Были у нас еще при отце, в самом раннем детстве, не то знакомые, не то родственники — семья Столяровых. Николай Александрович был женат на маминой двоюродной сестре, крестил моего брата Бориса.

О его жене запомнилось, что она ласково с нами, детьми, обращалась, но вообще была из тех, кто создан, чтобы над ними всегда подсмеивались. К нам в гости приходила в черном шелковом платье, а поверх него — толстая золотая цепь через шею, перекрещена на груди и завязана на спине. Выглядело это несуразно, смешно и забавляло нас, детей, да и взрослых. Вдобавок еще и рыжая, лохматая шевелюра, похожая больше на пух, чем на волосы.

Мне нравились многие из маминых знакомых, почти все, но ату семью, особенно Николая Александровича, я не любила, как-то даже боялась. Не любила, когда он заговаривал с нами — со мной и Тасей. Говорил сипло и натужно. Глаза у него косили, и смотрел он сразу на обеих — один глаз — на Тасю, другой — на меня — грозным взглядом, и этим делался не похожим на обыкновенного человека, скорее страшным персонажем из какой-нибудь сказки — злым волшебником, что ли. Потом мы поняли, что это выражение его глаз должно было изображать доброту, нарочно слегка прикрытую этой самой грозностью, но мы доброты не ощущали. Ну как бы тебе объяснить: не умел он быть просто добрым с нами, все

 

- 88 -

с какими-то фокусами, увертками. И не любили мы его с самого раннего детства, будто чувствовали, что ждет нас от него в будущем.

Его жена умерла, кажется, в конце 1917 года. Может быть, он и хорошо к ней относился, но всегда любил нашу маму. А она — единственного на свете — моего отца.
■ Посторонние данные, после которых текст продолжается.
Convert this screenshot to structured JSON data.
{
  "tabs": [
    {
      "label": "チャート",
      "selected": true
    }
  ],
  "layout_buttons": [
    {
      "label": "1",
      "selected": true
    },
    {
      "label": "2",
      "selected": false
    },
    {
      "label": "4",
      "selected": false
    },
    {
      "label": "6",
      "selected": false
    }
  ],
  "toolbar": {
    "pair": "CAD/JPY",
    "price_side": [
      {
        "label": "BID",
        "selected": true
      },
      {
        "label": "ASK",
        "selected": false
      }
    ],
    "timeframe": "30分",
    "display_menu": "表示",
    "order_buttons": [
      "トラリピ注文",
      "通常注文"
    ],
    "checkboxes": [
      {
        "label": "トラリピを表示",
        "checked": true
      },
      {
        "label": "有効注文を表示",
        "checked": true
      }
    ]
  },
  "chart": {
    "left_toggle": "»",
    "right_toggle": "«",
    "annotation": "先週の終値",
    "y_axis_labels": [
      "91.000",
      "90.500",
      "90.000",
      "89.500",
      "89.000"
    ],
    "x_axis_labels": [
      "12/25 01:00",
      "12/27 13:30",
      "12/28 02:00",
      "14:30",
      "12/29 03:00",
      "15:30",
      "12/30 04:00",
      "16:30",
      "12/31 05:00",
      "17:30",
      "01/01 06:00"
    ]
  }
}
Но нет, не совсем так. У мамы, когда вышла замуж за отчима, все началось с нелюбви («Пошла за него сквозь слезы, чтобы не пропали вы с голоду и вообще, чтобы защитить вас, ведь имя вашего отца угрожало вам»,— говорила мне уже взрослой), а потом его нежнейшее, преданнейшее чувство победило — полюбила, привязалась. Неразлучная была пара.

Как сейчас вижу мамино лицо, когда она произносит его имя — «Мыколочка». И само слово звучит необычно, как будто состоит их самых нежных звуков, как будто нет в нем жестких звукосочетаний: «кол», «чка». Все вместе — «Мыколочка» — как напев флейты. Никогда наши, своих детей, имена мама не произносила так.

А он ей: «Надюша». Голос у него был скрипучий, сиплый, неприятный, какой-то сорванный. Зато глазами, своими маленькими колючими глазками он, как ни странно, глядя на маму, хорошо передавал свое благоговейное чувство к ней.

Конечно, сам факт перехода к нам отчима сыграл в психологическом климате семьи резко отрицательную роль. Семья, по сути, распалась. Когда отчим еще и не жил у нас, а только после смерти жены стал все чаще приходить в гости, мама сразу уходила с ним в одну из наших еще свободных от квартирантов комнат. Там они о чем-то говорили и выходили в столовую только для того, чтобы попить чаю.

А после его переселения — это было весной двадцать второго года — мама вообще почти всегда с отчимом. Днем сварит обед, когда мы, дети, в школе, отчим, он уже был профессором, в университете,— а вечером она уже не наша. Еда стала сытнее, но теплые, добрые отношения матери с детьми ушли бесследно. Мы, пусть даже не совсем осознанно, были обижены на мать, чуждались — в ответ на ее отчуждение. А она невеселая, озабоченная, испуганная, чувствовала себя как бы виноватой перед детьми. Но она ведь для нас, только для нас, решилась на этот брак. Теперь мы, ее дети, сыты.

Наша мама с ее обостренным чувством совести постоянно ощущает себя в долгу перед человеком, кормящим ее детей, и изо всех сил старается не пробудить в нем хоть капли недовольства. И, понимая, что он не хочет делить ее с детьми, с каждым днем — так уж получается — отходит, отходит

 

- 89 -

от нас, а к отчиму все ближе, чуть выбралось свободное время — с ним. А нам — угнетенный, замученный взгляд, немая мольба о прощении. Но мы по-детски жестоки, мы не хотим видеть этой мольбы, понять состояния мамы. Она променяла нас на чужого неприятного человека с глазами непроницаемыми, как у злой птицы, да еще и косыми, как два бурава в разных направлениях. Неуютно, тоскливо, когда он дома, не хочется ни играть, ни смеяться, хочется уйти куда-нибудь подальше.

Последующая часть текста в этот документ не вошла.